Lepidoptera:Pyralidae
Parapoynx diminutalis Snellen. This moth was in Florida in 1976 on hydrilla. It is native to Asia (Del Fosse et al. 1976) and seemingly immigrated to Florida on hydrilla. Its feeding occasionally causes heavy defoliation of the host plant. This insect was found during constructions of plastic pools (3.05 m diam, 0.8 m deep) for herbicide-testing experiments on hydrilla by technicians of the U.S. Department of Agriculture at the Fort Lauderdale Agricultural Research Center. The workers who found the species reported that the worms were eating the plants. On examination of the plants, several small pyralid caterpillars and adult pyralids were noted. John Heppner of the Department of Entomology, University of Florida, Gainesville, identified some of the specimens as the common pyralid Parapoynx allionealis Walker, but most were P. diminutalis (Snellen) heretofore known only from Pakistan to Southeast Asia (Del Fosse et al. 1976). How or when this species was introduced are not known. The larvae caused considerable damage to hydrilla. The use of this insect was later rejected by researchers at the Fort Lauderdale Agricultural Research Center because of its broad host range in Asia and Florida. It seemingly prefers hydrilla (Buckingham and Habeck 1990; Buckingham and Bennett 1989; Center et al. 1991).
Odonata:Aeshnidae
Coryphaeschna adnexa (Hagen). Blue-Faced Darner. This insect was first discovered in southeastern Florida in 1980. Its range is south through the Greater Antilles and from northern Mexico to Argentina. Its habitat is weedy lakes, canals, and marshes. It flies all year in the tropics and commonly feeds over lawns and in clearings (Dunkle 1989).
Odonata:Lestidae
Lestes spumarius (Hagen in Selys) - Antillan Spreadwing. This spreadwing was found in Florida in 1988 and is from Cuba or the Bahamas (Dunkle 1990).
Odonata:Libellulidae
Crocothemis servilia - Scarlet Skimmer. This species is native to Asia and was found in Florida in 1975. Since August 1977, it has been established in a canal near Goulds, Dade County, Florida. Males, females, and young were collected (Paulson 1978; Begum et al. 1985).

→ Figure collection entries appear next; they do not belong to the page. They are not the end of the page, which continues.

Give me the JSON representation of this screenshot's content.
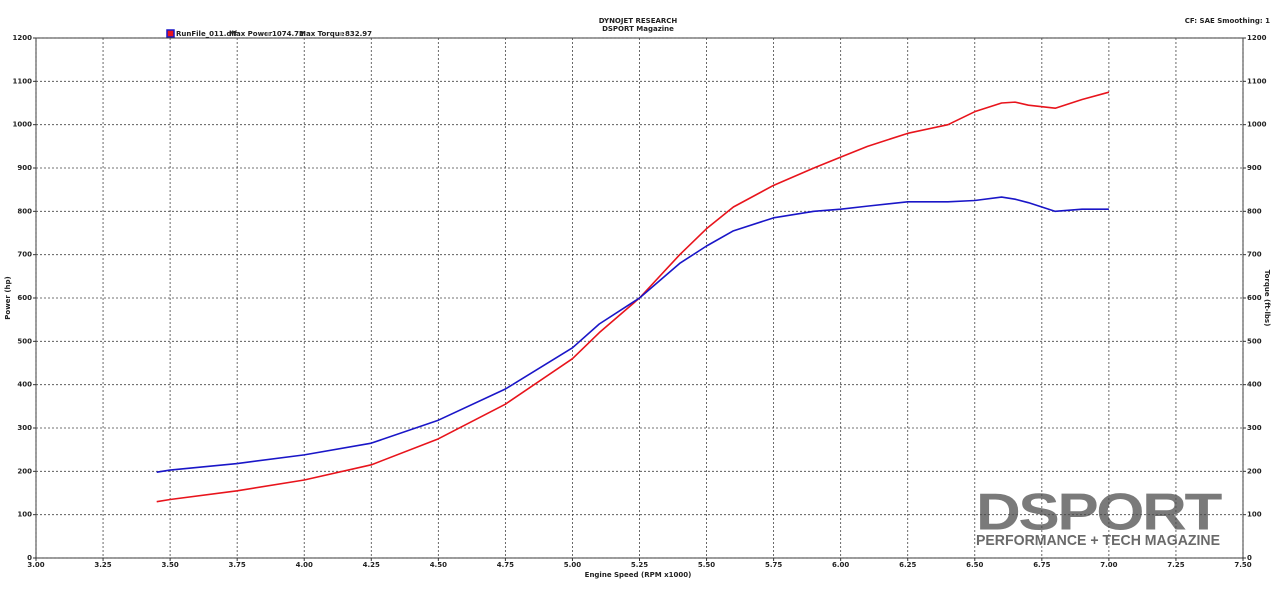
{
  "chart_data": {
    "type": "line",
    "title": "DYNOJET RESEARCH",
    "subtitle": "DSPORT Magazine",
    "settings_label": "CF: SAE  Smoothing: 1",
    "legend": {
      "run": "RunFile_011.dlf",
      "power_label": "Max Power",
      "max_power": 1074.72,
      "torque_label": "Max Torque",
      "max_torque": 832.97
    },
    "xlabel": "Engine Speed (RPM x1000)",
    "ylabel": "Power (hp)",
    "y2label": "Torque (ft-lbs)",
    "x": [
      3.45,
      3.5,
      3.75,
      4.0,
      4.25,
      4.5,
      4.75,
      5.0,
      5.1,
      5.25,
      5.4,
      5.5,
      5.6,
      5.75,
      5.9,
      6.0,
      6.1,
      6.25,
      6.4,
      6.5,
      6.6,
      6.65,
      6.7,
      6.8,
      6.9,
      7.0
    ],
    "series": [
      {
        "name": "Power",
        "color": "#e8141c",
        "values": [
          130,
          135,
          155,
          180,
          215,
          275,
          355,
          460,
          520,
          600,
          700,
          760,
          810,
          860,
          900,
          925,
          950,
          980,
          1000,
          1030,
          1050,
          1052,
          1045,
          1038,
          1058,
          1075
        ]
      },
      {
        "name": "Torque",
        "color": "#1a16c8",
        "axis": "y2",
        "values": [
          198,
          203,
          218,
          238,
          265,
          318,
          390,
          485,
          540,
          600,
          680,
          720,
          755,
          785,
          800,
          805,
          812,
          822,
          822,
          825,
          833,
          828,
          820,
          800,
          805,
          805
        ]
      }
    ],
    "xlim": [
      3.0,
      7.5
    ],
    "xticks": [
      {
        "value": 3.0,
        "label": "3.00"
      },
      {
        "value": 3.25,
        "label": "3.25"
      },
      {
        "value": 3.5,
        "label": "3.50"
      },
      {
        "value": 3.75,
        "label": "3.75"
      },
      {
        "value": 4.0,
        "label": "4.00"
      },
      {
        "value": 4.25,
        "label": "4.25"
      },
      {
        "value": 4.5,
        "label": "4.50"
      },
      {
        "value": 4.75,
        "label": "4.75"
      },
      {
        "value": 5.0,
        "label": "5.00"
      },
      {
        "value": 5.25,
        "label": "5.25"
      },
      {
        "value": 5.5,
        "label": "5.50"
      },
      {
        "value": 5.75,
        "label": "5.75"
      },
      {
        "value": 6.0,
        "label": "6.00"
      },
      {
        "value": 6.25,
        "label": "6.25"
      },
      {
        "value": 6.5,
        "label": "6.50"
      },
      {
        "value": 6.75,
        "label": "6.75"
      },
      {
        "value": 7.0,
        "label": "7.00"
      },
      {
        "value": 7.25,
        "label": "7.25"
      },
      {
        "value": 7.5,
        "label": "7.50"
      }
    ],
    "ylim": [
      0,
      1200
    ],
    "yticks": [
      0,
      100,
      200,
      300,
      400,
      500,
      600,
      700,
      800,
      900,
      1000,
      1100,
      1200
    ],
    "y2lim": [
      0,
      1200
    ],
    "y2ticks": [
      0,
      100,
      200,
      300,
      400,
      500,
      600,
      700,
      800,
      900,
      1000,
      1100,
      1200
    ],
    "grid": true,
    "logo": {
      "title": "DSPORT",
      "subtitle": "PERFORMANCE + TECH MAGAZINE"
    }
  }
}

Erythemis plebeja (Burmeister)-Black Pond Hawk. This species was first discovered in Miami, Florida, in 1971 and was common. It has spread sparingly north from Cuba or from the Bahamas to Orlando and occurs in southern Texas south to Paraguay and the Great Antilles. It flies all year near its preferred habitat of quiet waters such as ponds, lakes, canals, and slow rivers (Dunkle 1989).

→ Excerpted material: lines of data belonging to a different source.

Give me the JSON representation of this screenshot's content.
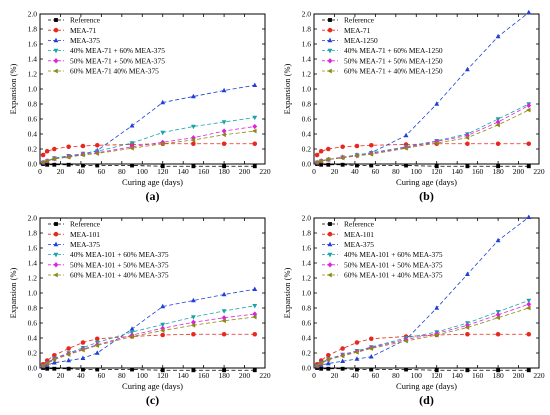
{
  "colors": {
    "Reference": "#000000",
    "MEA-71": "#e8281e",
    "MEA-101": "#e8281e",
    "MEA-375": "#1f3fd6",
    "MEA-1250": "#1f3fd6",
    "blend40": "#18a3a8",
    "blend50": "#e020e0",
    "blend60": "#8a8a10",
    "axis": "#000000"
  },
  "chart_data": [
    {
      "type": "scatter",
      "panel_label": "(a)",
      "xlabel": "Curing age (days)",
      "ylabel": "Expansion (%)",
      "xlim": [
        0,
        220
      ],
      "ylim": [
        0,
        2.0
      ],
      "xticks": [
        "0",
        "20",
        "40",
        "60",
        "80",
        "100",
        "120",
        "140",
        "160",
        "180",
        "200",
        "220"
      ],
      "yticks": [
        "0.0",
        "0.2",
        "0.4",
        "0.6",
        "0.8",
        "1.0",
        "1.2",
        "1.4",
        "1.6",
        "1.8",
        "2.0"
      ],
      "legend_position": "top-left",
      "series": [
        {
          "name": "Reference",
          "marker": "square",
          "color_key": "Reference",
          "x": [
            3,
            7,
            14,
            28,
            42,
            56,
            90,
            120,
            150,
            180,
            210
          ],
          "y": [
            0.0,
            -0.01,
            -0.01,
            -0.01,
            -0.02,
            -0.02,
            -0.02,
            -0.03,
            -0.03,
            -0.03,
            -0.03
          ]
        },
        {
          "name": "MEA-71",
          "marker": "circle",
          "color_key": "MEA-71",
          "x": [
            3,
            7,
            14,
            28,
            42,
            56,
            90,
            120,
            150,
            180,
            210
          ],
          "y": [
            0.12,
            0.17,
            0.2,
            0.23,
            0.24,
            0.25,
            0.26,
            0.27,
            0.27,
            0.27,
            0.27
          ]
        },
        {
          "name": "MEA-375",
          "marker": "triangle-up",
          "color_key": "MEA-375",
          "x": [
            3,
            7,
            14,
            28,
            42,
            56,
            90,
            120,
            150,
            180,
            210
          ],
          "y": [
            0.02,
            0.04,
            0.07,
            0.1,
            0.13,
            0.18,
            0.51,
            0.82,
            0.9,
            0.98,
            1.05
          ]
        },
        {
          "name": "40% MEA-71 + 60% MEA-375",
          "marker": "triangle-down",
          "color_key": "blend40",
          "x": [
            3,
            7,
            14,
            28,
            42,
            56,
            90,
            120,
            150,
            180,
            210
          ],
          "y": [
            0.02,
            0.04,
            0.08,
            0.11,
            0.14,
            0.17,
            0.28,
            0.42,
            0.5,
            0.56,
            0.62
          ]
        },
        {
          "name": "50% MEA-71 + 50% MEA-375",
          "marker": "diamond",
          "color_key": "blend50",
          "x": [
            3,
            7,
            14,
            28,
            42,
            56,
            90,
            120,
            150,
            180,
            210
          ],
          "y": [
            0.02,
            0.04,
            0.07,
            0.1,
            0.13,
            0.15,
            0.23,
            0.29,
            0.35,
            0.44,
            0.5
          ]
        },
        {
          "name": "60% MEA-71   40% MEA-375",
          "marker": "triangle-left",
          "color_key": "blend60",
          "x": [
            3,
            7,
            14,
            28,
            42,
            56,
            90,
            120,
            150,
            180,
            210
          ],
          "y": [
            0.02,
            0.04,
            0.07,
            0.09,
            0.12,
            0.14,
            0.21,
            0.27,
            0.32,
            0.39,
            0.44
          ]
        }
      ]
    },
    {
      "type": "scatter",
      "panel_label": "(b)",
      "xlabel": "Curing age (days)",
      "ylabel": "Expansion (%)",
      "xlim": [
        0,
        220
      ],
      "ylim": [
        0,
        2.0
      ],
      "xticks": [
        "0",
        "20",
        "40",
        "60",
        "80",
        "100",
        "120",
        "140",
        "160",
        "180",
        "200",
        "220"
      ],
      "yticks": [
        "0.0",
        "0.2",
        "0.4",
        "0.6",
        "0.8",
        "1.0",
        "1.2",
        "1.4",
        "1.6",
        "1.8",
        "2.0"
      ],
      "legend_position": "top-left",
      "series": [
        {
          "name": "Reference",
          "marker": "square",
          "color_key": "Reference",
          "x": [
            3,
            7,
            14,
            28,
            42,
            56,
            90,
            120,
            150,
            180,
            210
          ],
          "y": [
            0.0,
            -0.01,
            -0.01,
            -0.01,
            -0.02,
            -0.02,
            -0.02,
            -0.03,
            -0.03,
            -0.03,
            -0.03
          ]
        },
        {
          "name": "MEA-71",
          "marker": "circle",
          "color_key": "MEA-71",
          "x": [
            3,
            7,
            14,
            28,
            42,
            56,
            90,
            120,
            150,
            180,
            210
          ],
          "y": [
            0.12,
            0.17,
            0.2,
            0.23,
            0.24,
            0.25,
            0.26,
            0.27,
            0.27,
            0.27,
            0.27
          ]
        },
        {
          "name": "MEA-1250",
          "marker": "triangle-up",
          "color_key": "MEA-1250",
          "x": [
            3,
            7,
            14,
            28,
            42,
            56,
            90,
            120,
            150,
            180,
            210
          ],
          "y": [
            0.02,
            0.04,
            0.06,
            0.09,
            0.12,
            0.15,
            0.38,
            0.8,
            1.26,
            1.7,
            2.02
          ]
        },
        {
          "name": "40% MEA-71 + 60% MEA-1250",
          "marker": "triangle-down",
          "color_key": "blend40",
          "x": [
            3,
            7,
            14,
            28,
            42,
            56,
            90,
            120,
            150,
            180,
            210
          ],
          "y": [
            0.02,
            0.04,
            0.06,
            0.09,
            0.12,
            0.15,
            0.23,
            0.31,
            0.4,
            0.6,
            0.8
          ]
        },
        {
          "name": "50% MEA-71 + 50% MEA-1250",
          "marker": "diamond",
          "color_key": "blend50",
          "x": [
            3,
            7,
            14,
            28,
            42,
            56,
            90,
            120,
            150,
            180,
            210
          ],
          "y": [
            0.02,
            0.04,
            0.06,
            0.09,
            0.11,
            0.14,
            0.22,
            0.3,
            0.38,
            0.56,
            0.78
          ]
        },
        {
          "name": "60% MEA-71 + 40% MEA-1250",
          "marker": "triangle-left",
          "color_key": "blend60",
          "x": [
            3,
            7,
            14,
            28,
            42,
            56,
            90,
            120,
            150,
            180,
            210
          ],
          "y": [
            0.02,
            0.04,
            0.06,
            0.08,
            0.11,
            0.13,
            0.21,
            0.28,
            0.35,
            0.52,
            0.72
          ]
        }
      ]
    },
    {
      "type": "scatter",
      "panel_label": "(c)",
      "xlabel": "Curing age (days)",
      "ylabel": "Expansion (%)",
      "xlim": [
        0,
        220
      ],
      "ylim": [
        0,
        2.0
      ],
      "xticks": [
        "0",
        "20",
        "40",
        "60",
        "80",
        "100",
        "120",
        "140",
        "160",
        "180",
        "200",
        "220"
      ],
      "yticks": [
        "0.0",
        "0.2",
        "0.4",
        "0.6",
        "0.8",
        "1.0",
        "1.2",
        "1.4",
        "1.6",
        "1.8",
        "2.0"
      ],
      "legend_position": "top-left",
      "series": [
        {
          "name": "Reference",
          "marker": "square",
          "color_key": "Reference",
          "x": [
            3,
            7,
            14,
            28,
            42,
            56,
            90,
            120,
            150,
            180,
            210
          ],
          "y": [
            0.0,
            -0.01,
            -0.01,
            -0.01,
            -0.02,
            -0.02,
            -0.02,
            -0.03,
            -0.03,
            -0.03,
            -0.03
          ]
        },
        {
          "name": "MEA-101",
          "marker": "circle",
          "color_key": "MEA-101",
          "x": [
            3,
            7,
            14,
            28,
            42,
            56,
            90,
            120,
            150,
            180,
            210
          ],
          "y": [
            0.05,
            0.1,
            0.17,
            0.26,
            0.34,
            0.39,
            0.42,
            0.44,
            0.45,
            0.45,
            0.45
          ]
        },
        {
          "name": "MEA-375",
          "marker": "triangle-up",
          "color_key": "MEA-375",
          "x": [
            3,
            7,
            14,
            28,
            42,
            56,
            90,
            120,
            150,
            180,
            210
          ],
          "y": [
            0.02,
            0.04,
            0.07,
            0.1,
            0.13,
            0.2,
            0.52,
            0.82,
            0.9,
            0.98,
            1.05
          ]
        },
        {
          "name": "40% MEA-101 + 60% MEA-375",
          "marker": "triangle-down",
          "color_key": "blend40",
          "x": [
            3,
            7,
            14,
            28,
            42,
            56,
            90,
            120,
            150,
            180,
            210
          ],
          "y": [
            0.03,
            0.07,
            0.13,
            0.2,
            0.27,
            0.34,
            0.48,
            0.58,
            0.68,
            0.76,
            0.83
          ]
        },
        {
          "name": "50% MEA-101 + 50% MEA-375",
          "marker": "diamond",
          "color_key": "blend50",
          "x": [
            3,
            7,
            14,
            28,
            42,
            56,
            90,
            120,
            150,
            180,
            210
          ],
          "y": [
            0.03,
            0.06,
            0.12,
            0.19,
            0.25,
            0.31,
            0.44,
            0.53,
            0.61,
            0.67,
            0.72
          ]
        },
        {
          "name": "60% MEA-101 + 40% MEA-375",
          "marker": "triangle-left",
          "color_key": "blend60",
          "x": [
            3,
            7,
            14,
            28,
            42,
            56,
            90,
            120,
            150,
            180,
            210
          ],
          "y": [
            0.03,
            0.06,
            0.11,
            0.18,
            0.24,
            0.3,
            0.42,
            0.5,
            0.57,
            0.63,
            0.68
          ]
        }
      ]
    },
    {
      "type": "scatter",
      "panel_label": "(d)",
      "xlabel": "Curing age (days)",
      "ylabel": "Expansion (%)",
      "xlim": [
        0,
        220
      ],
      "ylim": [
        0,
        2.0
      ],
      "xticks": [
        "0",
        "20",
        "40",
        "60",
        "80",
        "100",
        "120",
        "140",
        "160",
        "180",
        "200",
        "220"
      ],
      "yticks": [
        "0.0",
        "0.2",
        "0.4",
        "0.6",
        "0.8",
        "1.0",
        "1.2",
        "1.4",
        "1.6",
        "1.8",
        "2.0"
      ],
      "legend_position": "top-left",
      "series": [
        {
          "name": "Reference",
          "marker": "square",
          "color_key": "Reference",
          "x": [
            3,
            7,
            14,
            28,
            42,
            56,
            90,
            120,
            150,
            180,
            210
          ],
          "y": [
            0.0,
            -0.01,
            -0.01,
            -0.01,
            -0.02,
            -0.02,
            -0.02,
            -0.03,
            -0.03,
            -0.03,
            -0.03
          ]
        },
        {
          "name": "MEA-101",
          "marker": "circle",
          "color_key": "MEA-101",
          "x": [
            3,
            7,
            14,
            28,
            42,
            56,
            90,
            120,
            150,
            180,
            210
          ],
          "y": [
            0.05,
            0.1,
            0.17,
            0.26,
            0.34,
            0.39,
            0.42,
            0.44,
            0.45,
            0.45,
            0.45
          ]
        },
        {
          "name": "MEA-375",
          "marker": "triangle-up",
          "color_key": "MEA-375",
          "x": [
            3,
            7,
            14,
            28,
            42,
            56,
            90,
            120,
            150,
            180,
            210
          ],
          "y": [
            0.02,
            0.04,
            0.06,
            0.09,
            0.12,
            0.15,
            0.38,
            0.8,
            1.25,
            1.7,
            2.01
          ]
        },
        {
          "name": "40% MEA-101 + 60% MEA-375",
          "marker": "triangle-down",
          "color_key": "blend40",
          "x": [
            3,
            7,
            14,
            28,
            42,
            56,
            90,
            120,
            150,
            180,
            210
          ],
          "y": [
            0.03,
            0.07,
            0.12,
            0.18,
            0.23,
            0.28,
            0.4,
            0.48,
            0.6,
            0.75,
            0.9
          ]
        },
        {
          "name": "50% MEA-101 + 50% MEA-375",
          "marker": "diamond",
          "color_key": "blend50",
          "x": [
            3,
            7,
            14,
            28,
            42,
            56,
            90,
            120,
            150,
            180,
            210
          ],
          "y": [
            0.03,
            0.06,
            0.11,
            0.17,
            0.22,
            0.27,
            0.38,
            0.46,
            0.57,
            0.71,
            0.85
          ]
        },
        {
          "name": "60% MEA-101 + 40% MEA-375",
          "marker": "triangle-left",
          "color_key": "blend60",
          "x": [
            3,
            7,
            14,
            28,
            42,
            56,
            90,
            120,
            150,
            180,
            210
          ],
          "y": [
            0.03,
            0.06,
            0.11,
            0.16,
            0.21,
            0.26,
            0.36,
            0.44,
            0.54,
            0.67,
            0.8
          ]
        }
      ]
    }
  ]
}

Micrathyria aequalis (Hagen) - Spottailed Skimmer. This species was first discovered in the Miami area in 1985 (Dunkle 1989). It is uncommon and has not spread farther. This species occurs from southern Texas to Ecuador and in the West Indies. It flies all year in its normal habitats of permanent and temporary ponds, lakes, and sloughs. May (1980) studied this species.
Micrathyria didyma (Selys in Sagra) - Three-Striped Skimmer. This insect was first found in the Miami area in 1985. It is uncommon in southern Florida and has not spread farther. It is also in the Bahamas and West Indies and from northern Mexico to Ecuador. Its habitat is shady ponds and canals, and the species flies all year (Dunkle 1989).